Splish, splash, KERPLASH! Dad climbs to the bank then jumps from a boulder into the deepest part of the swimming hole. Water ripples away from where he landed in ever-increasing circles. I giggle from my haven in the shallow end, and watch him resurface in a crowd of scrawny boys and pony-tailed girls.

Mom sits under a tree with Baby Sister, her bald head covered with a pale yellow hat and her diapered bottom seated firmly on a checkered blanket. If she is this young, I must be two. We’re somewhere in Wawona, above the Yosemite Valley floor, enjoying a hot summer afternoon before meeting our friends back at their cabin.

Mom doesn’t know how to swim and doesn’t like the water. I’m too young to know how to swim, but love the feel of the smooth, cool gush against my skin and the slipperiness of the small pebbles beneath my feet.

My spot in the swimming hole is barely ankle deep and is well protected. Off to one side a shallow fall drops water from the stream above, forming a small pool of bubbles just a few long feet away from where I stand. I try to follow the bubbles with my eyes, each cluster moving outward like the circles Dad made when he landed feet first in the deep end. My eyes move back to where mom sits beneath her tree. She waves and I giggle back.

The slick pebble floor starts to wriggle beneath my feet, pushing me to turn slowly and face the small fall. It looks so close I think I might be able to reach out and touch the bubbles. I step one small foot forward then the other, slowly moving from ankle- to pudgy knee-deep in the water. Cool water rises on my dry skin. Each time it touches a new spot I giggle then step forward so it will happen again.

Soon I’ve forgotten all about the small fall and want only to feel the gentle gush of slippery liquid all over my skin. I bend forward to slip one hand into the pool, and squeal before dipping down to my knees then onto all fours. The sun shines hot on my back and bright on my eyes. I stretch my arms forward and legs back so that my whole body is immersed in liquid. How luxurious and free! I plunge my whole head into the cool, gentle bath, open my eyes, and discover a miracle.

All around me fairies dance. Shaped like bubbles, they slide up and down the green-clear liquid and make a hollow, echo-like sound against the burbling hum of an otherwise silent world. I smile and watch, mesmerized. My hips start to sway and I reach out my hand, inviting the fairies to come, please come…

WHISK! Two hands clasp tightly around my waist and pry me from the watery wonderland into the dry sting of hot summer air. Soon Dad and I are face to face, his eyes looking both panicked and relieved at once. Mom yells something from shore, and I lament the loss of the soft, lulling fairy world.

*****

I’ve told my version of this story (which is quite different from my parents’) ever since I can remember. The obvious adult-minded questions always arise:

What did you really see under there? I’m sure it was the first time I ever fully immersed my head – ears included and eyes wide open – under water. What a jolt to my senses! How could I have had any idea how different things would be under there from out here?

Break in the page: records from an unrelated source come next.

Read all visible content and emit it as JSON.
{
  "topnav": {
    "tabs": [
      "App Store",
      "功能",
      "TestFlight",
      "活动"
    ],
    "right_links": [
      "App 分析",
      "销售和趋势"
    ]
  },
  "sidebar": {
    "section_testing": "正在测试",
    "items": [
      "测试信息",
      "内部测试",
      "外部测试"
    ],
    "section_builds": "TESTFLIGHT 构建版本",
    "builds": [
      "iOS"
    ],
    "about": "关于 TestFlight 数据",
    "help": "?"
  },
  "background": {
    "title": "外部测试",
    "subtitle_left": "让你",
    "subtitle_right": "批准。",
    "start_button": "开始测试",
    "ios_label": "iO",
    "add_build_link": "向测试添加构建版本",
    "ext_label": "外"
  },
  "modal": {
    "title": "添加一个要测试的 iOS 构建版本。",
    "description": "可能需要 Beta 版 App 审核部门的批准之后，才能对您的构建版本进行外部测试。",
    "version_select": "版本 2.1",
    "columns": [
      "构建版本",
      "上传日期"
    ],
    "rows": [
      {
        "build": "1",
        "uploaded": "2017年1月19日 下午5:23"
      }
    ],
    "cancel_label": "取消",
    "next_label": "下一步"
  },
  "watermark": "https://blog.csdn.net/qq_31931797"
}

What were you thinking? I wasn’t thinking, I was two. But I did want to hang out with the fairies a little while longer. I’m guessing I wasn’t fully immersed for more than five six seconds. My mom is way too vigilant, and I would have run out of breath.

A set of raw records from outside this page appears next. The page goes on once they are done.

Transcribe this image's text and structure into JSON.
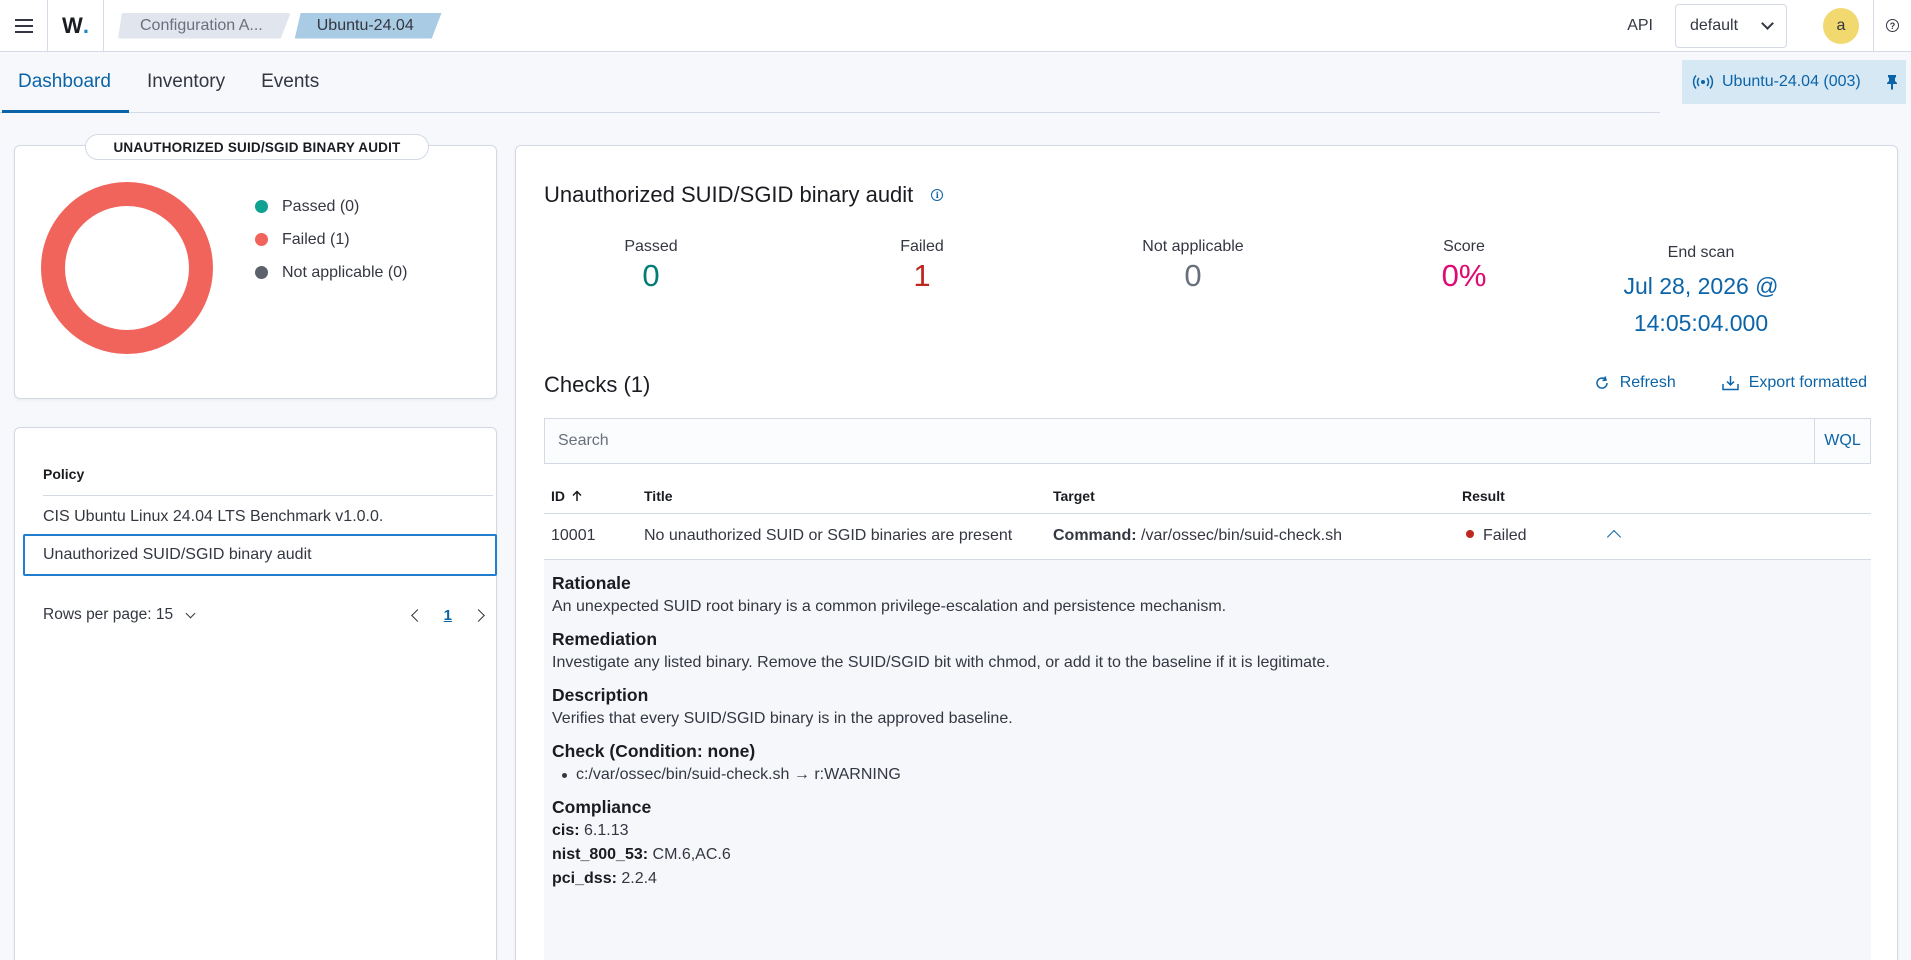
{
  "header": {
    "logo_text": "W",
    "logo_dot": ".",
    "breadcrumbs": [
      "Configuration A...",
      "Ubuntu-24.04"
    ],
    "api_label": "API",
    "space_select": "default",
    "avatar_initial": "a"
  },
  "tabs": [
    {
      "label": "Dashboard",
      "active": true
    },
    {
      "label": "Inventory",
      "active": false
    },
    {
      "label": "Events",
      "active": false
    }
  ],
  "agent_badge": "Ubuntu-24.04 (003)",
  "summary_chart": {
    "title": "UNAUTHORIZED SUID/SGID BINARY AUDIT",
    "legend": [
      {
        "label": "Passed (0)",
        "color": "#0fa192"
      },
      {
        "label": "Failed (1)",
        "color": "#f0645c"
      },
      {
        "label": "Not applicable (0)",
        "color": "#5d616c"
      }
    ]
  },
  "chart_data": {
    "type": "pie",
    "title": "UNAUTHORIZED SUID/SGID BINARY AUDIT",
    "categories": [
      "Passed",
      "Failed",
      "Not applicable"
    ],
    "values": [
      0,
      1,
      0
    ],
    "colors": [
      "#0fa192",
      "#f0645c",
      "#5d616c"
    ],
    "donut": true,
    "legend_position": "right"
  },
  "policy_table": {
    "header": "Policy",
    "rows": [
      "CIS Ubuntu Linux 24.04 LTS Benchmark v1.0.0.",
      "Unauthorized SUID/SGID binary audit"
    ],
    "rows_per_page_label": "Rows per page: 15",
    "current_page": "1"
  },
  "main": {
    "title": "Unauthorized SUID/SGID binary audit",
    "stats": [
      {
        "label": "Passed",
        "value": "0",
        "color": "#017d73"
      },
      {
        "label": "Failed",
        "value": "1",
        "color": "#bd271e"
      },
      {
        "label": "Not applicable",
        "value": "0",
        "color": "#69707d"
      },
      {
        "label": "Score",
        "value": "0%",
        "color": "#dd0a73"
      }
    ],
    "end_scan_label": "End scan",
    "end_scan_value_line1": "Jul 28, 2026 @",
    "end_scan_value_line2": "14:05:04.000",
    "checks_title": "Checks (1)",
    "refresh_label": "Refresh",
    "export_label": "Export formatted",
    "search_placeholder": "Search",
    "wql_label": "WQL",
    "columns": [
      "ID",
      "Title",
      "Target",
      "Result"
    ],
    "row": {
      "id": "10001",
      "title": "No unauthorized SUID or SGID binaries are present",
      "target_label": "Command:",
      "target_value": " /var/ossec/bin/suid-check.sh",
      "result": "Failed"
    },
    "details": {
      "rationale_head": "Rationale",
      "rationale": "An unexpected SUID root binary is a common privilege-escalation and persistence mechanism.",
      "remediation_head": "Remediation",
      "remediation": "Investigate any listed binary. Remove the SUID/SGID bit with chmod, or add it to the baseline if it is legitimate.",
      "description_head": "Description",
      "description": "Verifies that every SUID/SGID binary is in the approved baseline.",
      "check_head": "Check (Condition: none)",
      "check_item": "c:/var/ossec/bin/suid-check.sh → r:WARNING",
      "compliance_head": "Compliance",
      "compliance": [
        {
          "key": "cis:",
          "value": " 6.1.13"
        },
        {
          "key": "nist_800_53:",
          "value": " CM.6,AC.6"
        },
        {
          "key": "pci_dss:",
          "value": " 2.2.4"
        }
      ]
    }
  }
}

Thirty-something years later, I have a young stepson and a baby of my own on the way. We’re planning a long, late summer weekend in Capitola with my sister and her family – which includes twin toddlers – and our parents. We’ll play in the sand and shallow pools of water, all far from the treacherous pull of high waves against the shore. I’ll sit on a blanket in a shady spot with my baby and watch my stepson and nephews splash their way around this new world, discovering and re-discovering the graininess of sand on their feet and the saltiness of ocean water in their mouths. And maybe one of them will feel so invited by the water’s call that curiosity will overrun fear and he’ll fully immerse his head. We’ll all be watching, ready to pull him out, just in case the bubble fairies beckon him to stay too long.